Le projet de recherche ANGE
Cette étude est réalisée dans le cadre du projet de recherche ANGE. Ce projet de recherche répond aux objectifs du plan régional d’actions de conservation pour les requins ange en Méditerranée paru en 2019 et l’action concertée pour l’ange de mer (Squatina squatina) de la convention sur les espèces migratrices. Il est soutenu par la Manufacture de Haute Horlogerie Blancpain, l’Agence de l’eau Rhône Méditerranée-Corse, la Fondation Prince Albert II de Monaco, les Explorations de Monaco, l’Office français de la Biodiversité, le Parc naturel marin du Cap Corse et de l’Agriate et Bastia Offshore Fishing.
Le projet ANGE (2021-2023) repose sur trois axes de travail :
1. Mieux connaitre son habitat et les pressions qui s’y exercent. Où se trouve l’ange de mer commun ? Sa distribution spatiale peut-elle être expliquée par les activités humaines ou la qualité des habitats marins ?
2. Mieux connaitre sa biologie. Tous les anges de mer de Corse se reproduisent-ils entre eux ou existe-t-il des populations séparées ? Y-a-t-il encore des échanges génétiques avec les autres populations les plus proches (Italie, Afrique du Nord, Grande-Bretagne et Canaries) ? Comment se déplacent et se nourrissent les individus ? Sont-ils en bonne santé ?

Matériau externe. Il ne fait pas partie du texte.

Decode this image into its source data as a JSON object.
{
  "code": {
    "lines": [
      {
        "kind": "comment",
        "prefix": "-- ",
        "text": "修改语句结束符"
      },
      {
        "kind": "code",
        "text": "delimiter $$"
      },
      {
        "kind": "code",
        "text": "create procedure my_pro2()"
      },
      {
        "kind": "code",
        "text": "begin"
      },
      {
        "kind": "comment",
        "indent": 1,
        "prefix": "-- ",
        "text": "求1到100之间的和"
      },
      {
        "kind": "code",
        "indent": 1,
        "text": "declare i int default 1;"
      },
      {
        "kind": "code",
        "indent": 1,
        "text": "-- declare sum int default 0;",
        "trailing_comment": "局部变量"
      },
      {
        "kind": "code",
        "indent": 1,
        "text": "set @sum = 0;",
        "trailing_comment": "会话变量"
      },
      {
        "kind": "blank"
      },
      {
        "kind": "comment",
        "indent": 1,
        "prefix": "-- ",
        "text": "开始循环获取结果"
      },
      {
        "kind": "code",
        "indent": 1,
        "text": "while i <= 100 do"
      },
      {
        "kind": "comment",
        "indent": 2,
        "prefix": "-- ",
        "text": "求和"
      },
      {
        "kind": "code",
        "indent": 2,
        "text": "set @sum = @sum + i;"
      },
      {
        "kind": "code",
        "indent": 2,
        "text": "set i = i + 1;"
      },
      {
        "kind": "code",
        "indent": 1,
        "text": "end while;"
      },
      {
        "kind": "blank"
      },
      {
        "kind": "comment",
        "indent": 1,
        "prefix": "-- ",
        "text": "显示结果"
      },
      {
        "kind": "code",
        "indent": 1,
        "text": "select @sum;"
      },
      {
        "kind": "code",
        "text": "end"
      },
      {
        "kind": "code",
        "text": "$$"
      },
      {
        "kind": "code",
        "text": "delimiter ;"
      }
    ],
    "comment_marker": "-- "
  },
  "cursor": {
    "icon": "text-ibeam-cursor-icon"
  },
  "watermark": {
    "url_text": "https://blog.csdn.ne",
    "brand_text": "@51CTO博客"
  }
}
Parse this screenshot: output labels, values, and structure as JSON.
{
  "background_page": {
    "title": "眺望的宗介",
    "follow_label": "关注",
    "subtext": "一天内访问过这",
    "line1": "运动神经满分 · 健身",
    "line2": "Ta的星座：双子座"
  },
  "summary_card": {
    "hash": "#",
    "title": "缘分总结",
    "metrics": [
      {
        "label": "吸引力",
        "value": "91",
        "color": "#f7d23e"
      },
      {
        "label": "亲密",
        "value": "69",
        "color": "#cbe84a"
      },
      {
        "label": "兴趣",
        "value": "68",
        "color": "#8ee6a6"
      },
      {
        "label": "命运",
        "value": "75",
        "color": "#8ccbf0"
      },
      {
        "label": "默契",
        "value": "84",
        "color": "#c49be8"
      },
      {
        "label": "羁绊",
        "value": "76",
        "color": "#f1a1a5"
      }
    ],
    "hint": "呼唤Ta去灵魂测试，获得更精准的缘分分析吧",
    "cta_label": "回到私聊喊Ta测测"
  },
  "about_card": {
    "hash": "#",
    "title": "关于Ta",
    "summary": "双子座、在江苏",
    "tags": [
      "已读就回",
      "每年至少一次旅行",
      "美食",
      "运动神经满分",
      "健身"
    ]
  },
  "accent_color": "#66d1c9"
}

3. Faire connaitre. Il s’agit ici d’informer du statut de conservation de l’espèce, les menaces qui pèsent sur elle, son interdiction de pêche, son rôle fonctionnel pour les écosystèmes marins. Des courtes vidéos à destination du grand public sont en cours de réalisation. Un livret pédagogique scolaire sera également fourni et distribué aux aires marines éducatives du Parc naturel marin du Cap Corse et de l’Agriate (AME), partenaire du projet. Les données seront ensuite disponibles sur la plateforme Medtrix.